Exploitation pédagogique du gène MC1R chez l'Homme
A - Le gène MC1R chez l'Homme
Les expériences chez la souris ont mis en évidence l'implication du gène MC1R dans la pigmentation de la peau. L'importance de lhomologue humain de ce gène dans la pigmentation de la peau humaine est illustrée par l'observation du cas d'une personne possédant 2 allèles de MC1R mutés codant pour deux protéines non fonctionnelles. Cette personne avait le phénotype peau très claire et cheveux roux. Cela signifie qu'en l'absence de protéine MC1R la synthèse des pigments par les mélanocytes est très faible et que le pigment synthétisé est de la phéoméaline non de l'eumélanine. Le gène MC1R fonctionnel stimule la production de pigments dans les mélanocytes et plus précisément la synthèse d'eumélanie.
La mutation d’un des allèles consiste en une insertion d’un nucléotide à adénine entre les nucléotides 86 et 87. Cela entraîne un décalage du cadre de lecture et l’apparition d’un codon stop anticipé 12 codons plus loin. La protéine codée par cet allèle est donc très tronquée et à coup sûr non fonctionnelle.

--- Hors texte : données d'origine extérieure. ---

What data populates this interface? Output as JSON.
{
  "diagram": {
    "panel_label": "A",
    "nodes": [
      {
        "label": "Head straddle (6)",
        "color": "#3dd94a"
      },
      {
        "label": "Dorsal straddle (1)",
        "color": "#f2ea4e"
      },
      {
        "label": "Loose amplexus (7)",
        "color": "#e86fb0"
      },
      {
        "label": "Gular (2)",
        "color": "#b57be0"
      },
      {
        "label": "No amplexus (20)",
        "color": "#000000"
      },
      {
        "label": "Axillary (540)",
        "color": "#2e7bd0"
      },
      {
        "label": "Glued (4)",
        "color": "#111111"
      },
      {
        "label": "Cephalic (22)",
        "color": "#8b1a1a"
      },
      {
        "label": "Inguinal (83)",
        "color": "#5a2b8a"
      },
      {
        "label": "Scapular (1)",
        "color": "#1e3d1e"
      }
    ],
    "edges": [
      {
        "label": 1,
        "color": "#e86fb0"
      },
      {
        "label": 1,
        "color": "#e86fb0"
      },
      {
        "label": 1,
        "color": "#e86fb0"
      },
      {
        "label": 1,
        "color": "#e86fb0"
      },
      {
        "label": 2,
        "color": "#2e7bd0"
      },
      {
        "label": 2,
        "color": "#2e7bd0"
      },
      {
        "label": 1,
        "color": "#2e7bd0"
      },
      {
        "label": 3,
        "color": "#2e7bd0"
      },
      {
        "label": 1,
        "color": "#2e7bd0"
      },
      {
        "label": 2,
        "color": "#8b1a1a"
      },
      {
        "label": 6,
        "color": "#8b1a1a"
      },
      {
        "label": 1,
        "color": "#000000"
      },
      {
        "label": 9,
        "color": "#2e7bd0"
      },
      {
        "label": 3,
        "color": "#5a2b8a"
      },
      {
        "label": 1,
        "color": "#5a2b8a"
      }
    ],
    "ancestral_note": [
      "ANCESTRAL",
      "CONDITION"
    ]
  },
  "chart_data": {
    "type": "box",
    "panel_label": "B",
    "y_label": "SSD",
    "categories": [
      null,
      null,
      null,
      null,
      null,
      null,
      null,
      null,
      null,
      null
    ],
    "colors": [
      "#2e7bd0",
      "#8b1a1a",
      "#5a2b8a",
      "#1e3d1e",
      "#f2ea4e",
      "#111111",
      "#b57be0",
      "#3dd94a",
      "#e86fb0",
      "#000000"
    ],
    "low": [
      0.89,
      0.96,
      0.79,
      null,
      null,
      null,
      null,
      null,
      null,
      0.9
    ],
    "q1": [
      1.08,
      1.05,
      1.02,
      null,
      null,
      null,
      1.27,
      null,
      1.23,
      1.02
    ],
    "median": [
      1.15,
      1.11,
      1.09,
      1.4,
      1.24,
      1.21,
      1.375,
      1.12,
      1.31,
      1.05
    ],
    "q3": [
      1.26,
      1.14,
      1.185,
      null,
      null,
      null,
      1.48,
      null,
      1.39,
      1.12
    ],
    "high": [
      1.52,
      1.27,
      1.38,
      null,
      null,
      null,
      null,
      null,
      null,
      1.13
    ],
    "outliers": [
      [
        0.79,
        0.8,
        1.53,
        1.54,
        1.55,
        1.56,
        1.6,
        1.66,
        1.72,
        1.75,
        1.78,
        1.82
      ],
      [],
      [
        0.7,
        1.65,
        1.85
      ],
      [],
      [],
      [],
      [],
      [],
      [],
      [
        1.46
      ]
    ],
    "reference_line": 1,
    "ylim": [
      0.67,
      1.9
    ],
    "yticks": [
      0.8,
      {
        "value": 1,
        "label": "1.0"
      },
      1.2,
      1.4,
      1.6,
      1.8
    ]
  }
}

La mutation de l’autre allèle consiste en l’insertion d’un nucléotide à cytosine entre les nucléotides 537 et 538. Cela entraîne aussi un décalage du cadre de lecture et l’apparition d’un codon stop anticipé 58 codons plus loin. Là aussi la protéine codée par cet allèle est tronquée et non fonctionnelle.

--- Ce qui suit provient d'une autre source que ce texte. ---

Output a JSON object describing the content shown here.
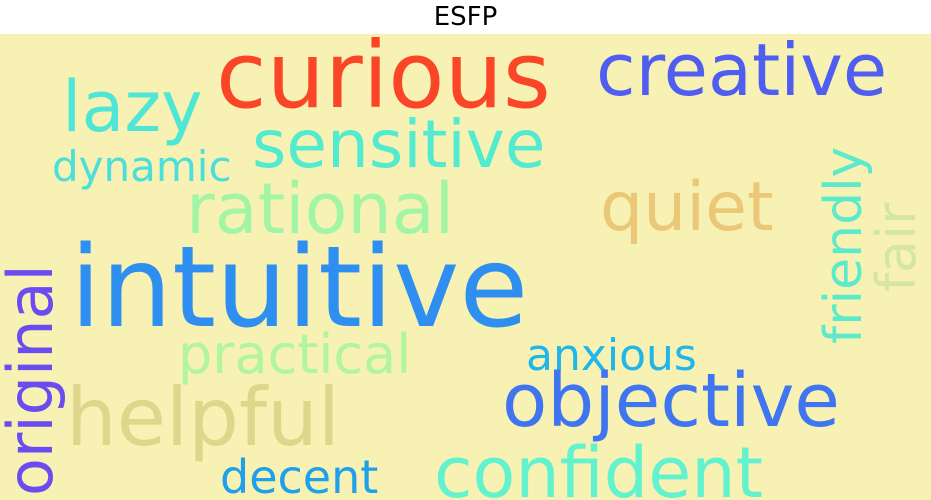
{
  "title": "ESFP",
  "words": [
    {
      "text": "curious",
      "color": "#fb4527"
    },
    {
      "text": "creative",
      "color": "#4f5ef0"
    },
    {
      "text": "lazy",
      "color": "#50e6d6"
    },
    {
      "text": "sensitive",
      "color": "#52ebd0"
    },
    {
      "text": "dynamic",
      "color": "#4adfd9"
    },
    {
      "text": "rational",
      "color": "#a2f5a4"
    },
    {
      "text": "quiet",
      "color": "#ebc878"
    },
    {
      "text": "friendly",
      "color": "#5deacb"
    },
    {
      "text": "fair",
      "color": "#d4e6a0"
    },
    {
      "text": "original",
      "color": "#6a4cf0"
    },
    {
      "text": "intuitive",
      "color": "#2f8ff1"
    },
    {
      "text": "practical",
      "color": "#b1f59c"
    },
    {
      "text": "anxious",
      "color": "#22b5e8"
    },
    {
      "text": "helpful",
      "color": "#ded68a"
    },
    {
      "text": "objective",
      "color": "#3f75f0"
    },
    {
      "text": "decent",
      "color": "#1ea1ea"
    },
    {
      "text": "confident",
      "color": "#62f2cd"
    }
  ]
}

Mais ce génotype n’a été détecté que chez une seule personne. Ce n’est donc pas lui qui est cause de la peau claire des européens. Néanmoins il fournit une référence pour diagnostiquer une faible expression d’allèles du gène MC1R.
B - La protéine MC1R et la pigmentation de la peau
Le document sur la protéine codée par le gène MC1R permet :
a - de revoir la notion de récepteur et par là de justifier partiellement le nom donné au gène.
Le schéma montre une molécule de la protéine MC1R localisée dans la membrane plasmique du mélanocyte ; en réalité il existe des centaines d’exemplaires de cette protéine enchâssés dans la membrane plasmique. On voit aussi que deux molécules extracellulaires hormonales, MSH et la protéine agouti sont capables de se lier à la protéine MC1R. En outre, la liaison de MSH à MC1R entraîne un changement dans l’activité du mélanocyte, avec une production accrue d’eumélanine. Cela implique une activation de la voie de synthèse de l’eumélanine et non de la phéomélanine. La protéine agouti, au contraire, inhibe la synthèse d’eumélanine. La capacité à se lier à un signal extracellulaire et d’entraîner, suite à cette liaison, un changement dans l’activité de la cellule sont des propriétés communes à tous les récepteurs. Le terme de mélanocortine provient du fait que MSH fait partie d’une famille de polypeptides désignée sous le nom de mélanocortines.
La protéine agouti joue un rôle important dans la pigmentation du pelage de la Souris ; son rôle semble beaucoup plus réduit chez l’Homme. On a aussi montré qu’en dehors de toute liaison avec ses ligands, le récepteur MC1R a une activité de base dans le mélanocyte ; le rôle de MSH est de stimuler cette activité.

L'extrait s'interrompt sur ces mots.